WASHINGTON -- Summoning a somber image of unopened packages beneath a Christmas tree ("presents for a child killed by a drunk driver"), President Clinton promised yesterday to renew his administration's fight against drunken driving in the new year.
"For a generation, drunk driving has been one of America's greatest public safety challenges," Clinton said in his weekly radio address in announcing new steps by the Justice and Transportation departments.
Clinton said he would try again to gain passage of a nationwide 0.08 blood-alcohol standard for drunken driving.
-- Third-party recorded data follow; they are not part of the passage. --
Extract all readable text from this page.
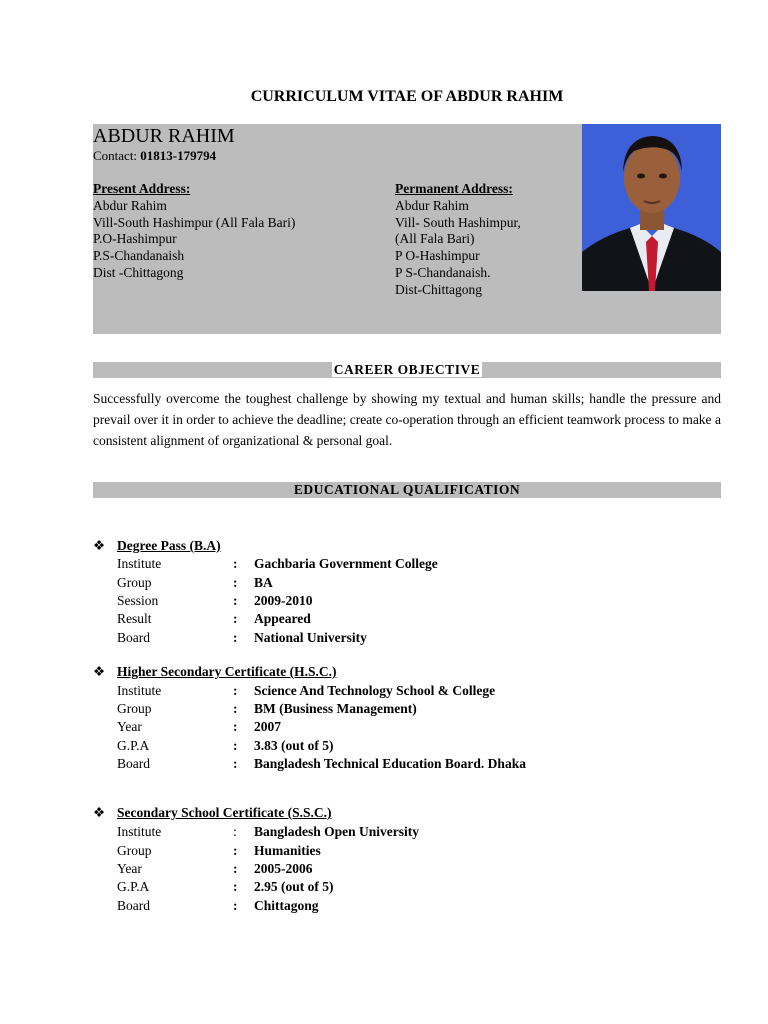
CURRICULUM VITAE OF ABDUR RAHIM
ABDUR RAHIM
Contact: 01813-179794
Present Address:
Abdur Rahim
Vill-South Hashimpur (All Fala Bari)
P.O-Hashimpur
P.S-Chandanaish
Dist -Chittagong
Permanent Address:
Abdur Rahim
Vill- South Hashimpur,
(All Fala Bari)
P O-Hashimpur
P S-Chandanaish.
Dist-Chittagong
CAREER OBJECTIVE
Successfully overcome the toughest challenge by showing my textual and human skills; handle the pressure and prevail over it in order to achieve the deadline; create co-operation through an efficient teamwork process to make a consistent alignment of organizational & personal goal.
EDUCATIONAL QUALIFICATION
❖ Degree Pass (B.A)
Institute	: Gachbaria Government College
Group	: BA
Session	: 2009-2010
Result	: Appeared
Board	: National University
❖ Higher Secondary Certificate (H.S.C.)
Institute	: Science And Technology School & College
Group	: BM (Business Management)
Year	: 2007
G.P.A	: 3.83 (out of 5)
Board	: Bangladesh Technical Education Board. Dhaka
❖ Secondary School Certificate (S.S.C.)
Institute	: Bangladesh Open University
Group	: Humanities
Year	: 2005-2006
G.P.A	: 2.95 (out of 5)
Board	: Chittagong
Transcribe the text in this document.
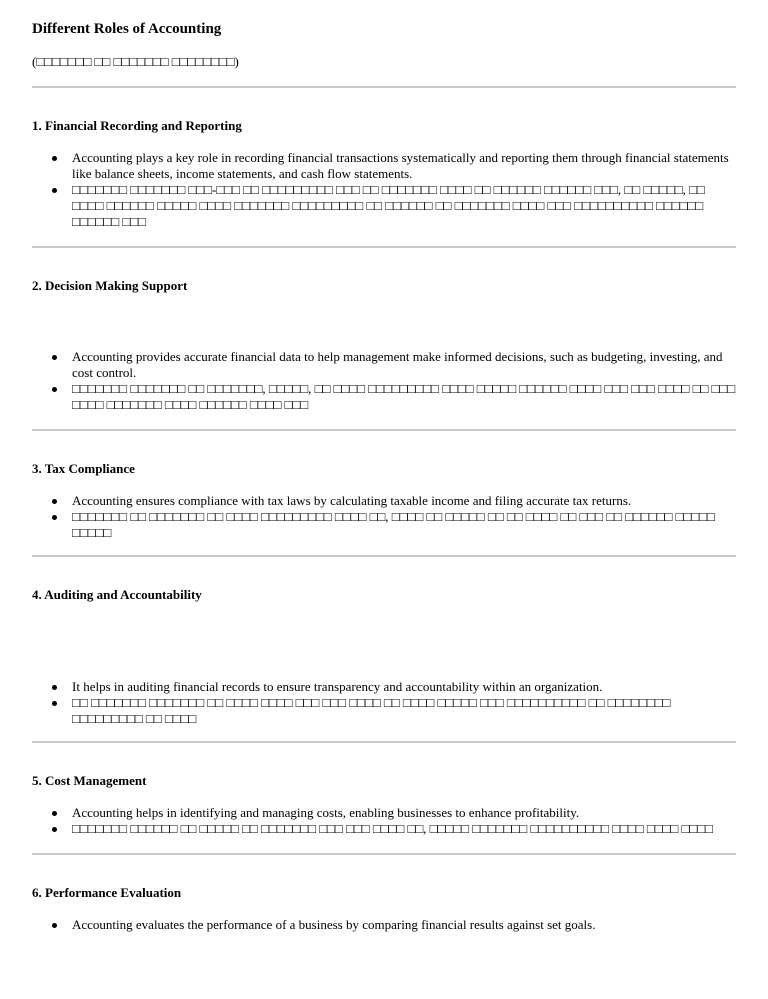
Different Roles of Accounting

(□□□□□□□ □□ □□□□□□□ □□□□□□□□)

1. Financial Recording and Reporting
Accounting plays a key role in recording financial transactions systematically and reporting them through financial statements like balance sheets, income statements, and cash flow statements.
□□□□□□□ □□□□□□□ □□□-□□□ □□ □□□□□□□□□ □□□ □□ □□□□□□□ □□□□ □□ □□□□□□ □□□□□□ □□□, □□ □□□□□, □□ □□□□ □□□□□□ □□□□□ □□□□ □□□□□□□ □□□□□□□□□ □□ □□□□□□ □□ □□□□□□□ □□□□ □□□ □□□□□□□□□□ □□□□□□ □□□□□□ □□□
2. Decision Making Support
Accounting provides accurate financial data to help management make informed decisions, such as budgeting, investing, and cost control.
□□□□□□□ □□□□□□□ □□ □□□□□□□, □□□□□, □□ □□□□ □□□□□□□□□ □□□□ □□□□□ □□□□□□ □□□□ □□□ □□□ □□□□ □□ □□□ □□□□ □□□□□□□ □□□□ □□□□□□ □□□□ □□□
3. Tax Compliance
Accounting ensures compliance with tax laws by calculating taxable income and filing accurate tax returns.
□□□□□□□ □□ □□□□□□□ □□ □□□□ □□□□□□□□□ □□□□ □□, □□□□ □□ □□□□□ □□ □□ □□□□ □□ □□□ □□ □□□□□□ □□□□□ □□□□□
4. Auditing and Accountability
It helps in auditing financial records to ensure transparency and accountability within an organization.
□□ □□□□□□□ □□□□□□□ □□ □□□□ □□□□ □□□ □□□ □□□□ □□ □□□□ □□□□□ □□□ □□□□□□□□□□ □□ □□□□□□□□ □□□□□□□□□ □□ □□□□
5. Cost Management
Accounting helps in identifying and managing costs, enabling businesses to enhance profitability.
□□□□□□□ □□□□□□ □□ □□□□□ □□ □□□□□□□ □□□ □□□ □□□□ □□, □□□□□ □□□□□□□ □□□□□□□□□□ □□□□ □□□□ □□□□
6. Performance Evaluation
Accounting evaluates the performance of a business by comparing financial results against set goals.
Congress rejected that proposal in May as it passed a transportation bill, and safety groups accused lawmakers of capitulating to the liquor lobby.
The president promised grants to states and other incentives to enforce laws against drinking by minors, to reinforce programs to prevent drunken driving and to pass and enforce strong state highway-safety legislation.
"With alcohol flowing at parties and millions of families taking to the road to see friends and relatives, the holiday season can also be a season of tragedy," Clinton said. "Last December, more than 1,300 Americans lost their lives in alcohol-related crashes."
The statistics are not all disheartening, he said, noting that the number of people killed in alcohol-related crashes dropped to an all-time low in 1997.
Last year, for the first time since the government began keeping track in 1975, alcohol was involved in fewer than 40 percent of all traffic deaths.
The National Highway Traffic Safety Administration, part of the Transportation Department, reported in August that alcohol-related traffic fatalities totaled 16,189 in 1997, down 1,029, or 6 percent, from 1996.
But Clinton said there is much more to be done. "The most effective action we can take to make our roads safer is to set the national impaired-driving standard at 0.08 percent blood-alcohol content," he said. "No one will ever doubt that a person with that much blood alcohol is unfit to drive after meeting Brenda Frazier."
Frazier, of Westminster, Md., appeared at the White House in March to back Clinton's call for a nationwide .08 standard. She recalled seeing her 9-year-old daughter killed by a car driven by a man whose blood-alcohol level was exactly 0.08.
Sixteen states and the District of Columbia have adopted the 0.08 standard, while most other states, including New York, Connecticut and New Jersey, have a 0.10 standard. Maryland has a two-tier standard -- 0.08 impaired and 0.10 intoxicated.